Duzentos quilos de maconha foram apreendidos no litoral gaúcho

A PRF (Polícia Rodoviária Federal) e a BM (Brigada Militar) apreenderam, na tarde de terça-feira (20), cerca de 200 quilos de maconha que estavam sendo transportados em um Fiat Uno na BR-101, em Osório, no Litoral Norte do Rio Grande do Sul.

Agentes da PRF deram ordem de parada para o motorista do carro, que desobedeceu e empreendeu fuga. Após acompanhamento tático efetuado pela PRF e pela BM, o veículo foi abandonado às margens da rodovia, e o condutor fugiu para um mato.
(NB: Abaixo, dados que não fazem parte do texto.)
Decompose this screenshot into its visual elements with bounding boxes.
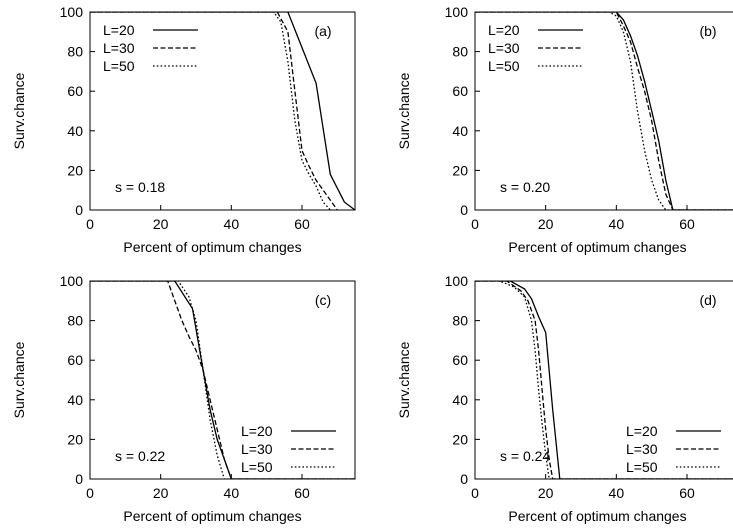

As equipes realizaram buscas para localizar o fugitivo, mas não o encontraram. No veículo, foram achados 204 tabletes de maconha.

Cigarros

No dia 6 deste mês, agentes da PRF apreenderam dois caminhões carregados de cigarros contrabandeados escondidos em meio a uma carga de laranjas na BR-101, em Torres, no Litoral Norte gaúcho.

Durante fiscalização de combate à criminalidade na rodovia, os policiais abordaram um caminhão emplacado em Sarandi e outro em Novo Hamburgo, ambos conduzidos pelos proprietários. Após vistoria nas carrocerias carregadas de laranjas, foram localizadas centenas de caixas de cigarros contrabandeados do Paraguai.

No total, foram encontradas 800 caixas nos dois caminhões, totalizando 400 mil maços de cigarros. Essa é a maior apreensão de cigarros contrabandeados realizada neste ano no Rio Grande do Sul. Os motoristas foram encaminhados à PF (Polícia Federal) em Porto Alegre.

Quarenta e oito por cento do total de cigarros consumidos no Brasil é oriundo do contrabando, principalmente do Paraguai, que tem o menor imposto do mundo para o produto, segundo o ETCO (Instituto Brasileiro de Ética Concorrencial). Esse crime financia outros mais graves, como o tráfico de drogas e de armas, lavagem de dinheiro, sonegação, corrupção e trabalho escravo.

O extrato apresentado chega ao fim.